I think of sounds as a physical object, like a sculptural material that can be manipulated in different ways depending on it’s sonic texture. I’m not synaesthetic but it’s definitely easier for me to discuss music in physical / non-musical terms.

I think the way that we “feel” our perception is an important part of the creative process. I wouldn’t say it’s about “touch” but maybe some metaphorical way that those are linked. We have to feel what we’re making with our sensory receptors.
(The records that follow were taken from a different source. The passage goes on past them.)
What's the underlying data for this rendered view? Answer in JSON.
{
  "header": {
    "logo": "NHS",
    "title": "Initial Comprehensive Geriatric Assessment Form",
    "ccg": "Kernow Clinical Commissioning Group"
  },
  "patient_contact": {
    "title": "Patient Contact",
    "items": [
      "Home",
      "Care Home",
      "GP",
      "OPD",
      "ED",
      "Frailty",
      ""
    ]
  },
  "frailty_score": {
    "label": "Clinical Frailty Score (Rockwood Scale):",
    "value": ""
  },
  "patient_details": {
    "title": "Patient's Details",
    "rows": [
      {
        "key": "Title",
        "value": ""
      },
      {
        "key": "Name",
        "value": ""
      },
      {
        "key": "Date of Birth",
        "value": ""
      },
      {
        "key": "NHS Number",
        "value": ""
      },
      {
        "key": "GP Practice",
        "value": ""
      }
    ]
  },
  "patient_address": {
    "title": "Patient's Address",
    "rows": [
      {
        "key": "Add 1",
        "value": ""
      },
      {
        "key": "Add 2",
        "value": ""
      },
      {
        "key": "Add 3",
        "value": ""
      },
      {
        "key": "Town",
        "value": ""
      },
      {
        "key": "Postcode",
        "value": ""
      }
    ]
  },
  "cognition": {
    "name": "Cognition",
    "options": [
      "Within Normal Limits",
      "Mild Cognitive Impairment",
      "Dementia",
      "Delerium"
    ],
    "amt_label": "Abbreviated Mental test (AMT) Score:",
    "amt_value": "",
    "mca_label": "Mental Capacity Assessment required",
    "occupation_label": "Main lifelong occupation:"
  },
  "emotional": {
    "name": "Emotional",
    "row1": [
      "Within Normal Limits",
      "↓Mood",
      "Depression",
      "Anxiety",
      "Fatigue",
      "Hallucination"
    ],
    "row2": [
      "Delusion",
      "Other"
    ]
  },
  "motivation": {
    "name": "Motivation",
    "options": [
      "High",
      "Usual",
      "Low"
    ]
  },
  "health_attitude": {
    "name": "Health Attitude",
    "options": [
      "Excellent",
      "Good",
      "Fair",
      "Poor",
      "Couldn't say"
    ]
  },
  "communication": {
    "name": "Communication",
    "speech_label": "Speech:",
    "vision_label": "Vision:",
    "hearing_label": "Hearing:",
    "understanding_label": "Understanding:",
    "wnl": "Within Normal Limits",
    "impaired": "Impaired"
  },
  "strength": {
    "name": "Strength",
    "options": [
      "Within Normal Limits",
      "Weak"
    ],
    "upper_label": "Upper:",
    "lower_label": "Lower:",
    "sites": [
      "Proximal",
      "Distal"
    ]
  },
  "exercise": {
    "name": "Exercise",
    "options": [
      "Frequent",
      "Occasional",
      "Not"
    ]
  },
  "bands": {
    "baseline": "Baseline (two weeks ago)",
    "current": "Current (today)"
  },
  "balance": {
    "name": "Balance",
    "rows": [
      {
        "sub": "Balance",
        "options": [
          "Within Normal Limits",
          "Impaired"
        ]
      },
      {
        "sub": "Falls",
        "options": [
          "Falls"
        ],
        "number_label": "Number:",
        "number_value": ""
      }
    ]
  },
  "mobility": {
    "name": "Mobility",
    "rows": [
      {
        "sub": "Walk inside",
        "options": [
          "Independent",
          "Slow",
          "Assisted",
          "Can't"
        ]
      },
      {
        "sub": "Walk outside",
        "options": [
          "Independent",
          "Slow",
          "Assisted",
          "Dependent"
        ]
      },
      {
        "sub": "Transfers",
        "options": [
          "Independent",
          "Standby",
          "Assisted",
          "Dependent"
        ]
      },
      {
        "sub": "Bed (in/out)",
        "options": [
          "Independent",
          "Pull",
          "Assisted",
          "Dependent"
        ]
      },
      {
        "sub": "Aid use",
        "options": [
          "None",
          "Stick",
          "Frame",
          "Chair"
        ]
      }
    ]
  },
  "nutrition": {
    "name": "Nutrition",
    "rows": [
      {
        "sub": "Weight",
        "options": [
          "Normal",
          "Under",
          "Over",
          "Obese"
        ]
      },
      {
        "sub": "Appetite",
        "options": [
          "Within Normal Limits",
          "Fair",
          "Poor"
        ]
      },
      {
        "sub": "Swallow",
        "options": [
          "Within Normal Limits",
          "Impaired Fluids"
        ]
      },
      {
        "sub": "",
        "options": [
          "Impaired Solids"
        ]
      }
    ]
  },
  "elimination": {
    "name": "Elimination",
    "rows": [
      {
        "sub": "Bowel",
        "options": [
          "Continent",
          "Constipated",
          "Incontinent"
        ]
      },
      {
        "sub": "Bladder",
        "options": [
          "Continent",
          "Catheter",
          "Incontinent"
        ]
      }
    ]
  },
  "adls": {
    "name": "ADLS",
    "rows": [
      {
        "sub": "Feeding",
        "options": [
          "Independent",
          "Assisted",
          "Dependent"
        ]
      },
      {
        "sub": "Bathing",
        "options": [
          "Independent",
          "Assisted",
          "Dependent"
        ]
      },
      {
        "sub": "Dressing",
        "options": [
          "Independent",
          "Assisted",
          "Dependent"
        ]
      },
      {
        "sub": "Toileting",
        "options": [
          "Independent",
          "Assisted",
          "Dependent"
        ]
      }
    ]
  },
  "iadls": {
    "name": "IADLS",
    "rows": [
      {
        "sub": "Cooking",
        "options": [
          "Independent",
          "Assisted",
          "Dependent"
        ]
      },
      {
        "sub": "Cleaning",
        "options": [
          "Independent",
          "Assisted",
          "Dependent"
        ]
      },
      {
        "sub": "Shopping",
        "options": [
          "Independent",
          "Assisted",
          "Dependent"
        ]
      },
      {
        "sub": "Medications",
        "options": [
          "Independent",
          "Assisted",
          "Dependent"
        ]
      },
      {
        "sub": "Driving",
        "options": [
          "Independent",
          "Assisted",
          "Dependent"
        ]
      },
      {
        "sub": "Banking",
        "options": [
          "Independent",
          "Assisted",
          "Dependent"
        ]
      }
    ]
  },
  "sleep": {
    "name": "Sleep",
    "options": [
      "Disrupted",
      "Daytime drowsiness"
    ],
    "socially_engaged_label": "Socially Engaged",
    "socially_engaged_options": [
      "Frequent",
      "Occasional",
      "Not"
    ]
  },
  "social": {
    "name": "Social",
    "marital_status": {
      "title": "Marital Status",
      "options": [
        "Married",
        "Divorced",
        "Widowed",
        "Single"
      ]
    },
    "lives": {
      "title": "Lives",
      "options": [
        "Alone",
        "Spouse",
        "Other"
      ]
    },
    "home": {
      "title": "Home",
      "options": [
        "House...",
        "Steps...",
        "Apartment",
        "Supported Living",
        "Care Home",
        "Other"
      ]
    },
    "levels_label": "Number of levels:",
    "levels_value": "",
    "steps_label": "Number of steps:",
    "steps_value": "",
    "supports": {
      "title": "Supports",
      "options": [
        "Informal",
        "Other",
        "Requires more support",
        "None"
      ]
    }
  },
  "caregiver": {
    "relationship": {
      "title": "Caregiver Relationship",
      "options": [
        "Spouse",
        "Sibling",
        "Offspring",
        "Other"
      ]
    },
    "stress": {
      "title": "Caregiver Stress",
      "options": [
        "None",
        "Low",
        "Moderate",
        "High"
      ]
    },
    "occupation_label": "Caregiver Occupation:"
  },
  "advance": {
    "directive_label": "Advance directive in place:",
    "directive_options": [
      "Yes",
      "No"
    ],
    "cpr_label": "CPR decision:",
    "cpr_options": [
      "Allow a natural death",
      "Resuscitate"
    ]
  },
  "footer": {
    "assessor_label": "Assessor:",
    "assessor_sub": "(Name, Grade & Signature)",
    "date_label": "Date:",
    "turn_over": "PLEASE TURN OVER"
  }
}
Art can be a purpose in its own right, but it can also directly feed back into everyday life, take on a social and political role and lead to more engagement. Can you describe your approach to art and being an artist?

Making work is a way of processing my experience. It’s a product of my awareness, my sensitivity to that awareness and my reflection or exertion of that sensitivity. So, by personally processing some kind of social or political thought, it naturally becomes entangled in my work. For instance this record, “New Topographics” was a lot of me processing the unknown specifically through the lens of this term I had become obsessed with, “Hyperobjects,” a Timothy Morton phrase for “objects” that are unbelievably large in scope and size and lacking in singular physical form (like global warming or, honestly, Covid-19). This pandemic is a global experience of a hyperobject in the most direct way: We can’t “see” it but we are experiencing it in hundreds of different ways.  

These hyperobjects are therefore analogues for our emotional experience, because these are also infinitely large and lacking in physical form. They’re similarly known and unknown. And I think becoming friendly with the unknown is at the core of the human experience. You start thinking about the nature of consciousness and you open up Pandora’s box— that the base of our understanding itself is basically unknown…

I make art because I feel this experience of unknowingness as simultaneously strange and normal— I express this experience by making work on the brink of my own understanding.

It is remarkable, in a way, that we have arrived in the 21st century with the basic concept of music still intact. Do you have a vision of music, an idea of what music could be beyond its current form?

I think we’ll keep chasing the unknown and attempting to express what we don’t understand. Hard to say what it will sound like but I’m sure some of it will be dope.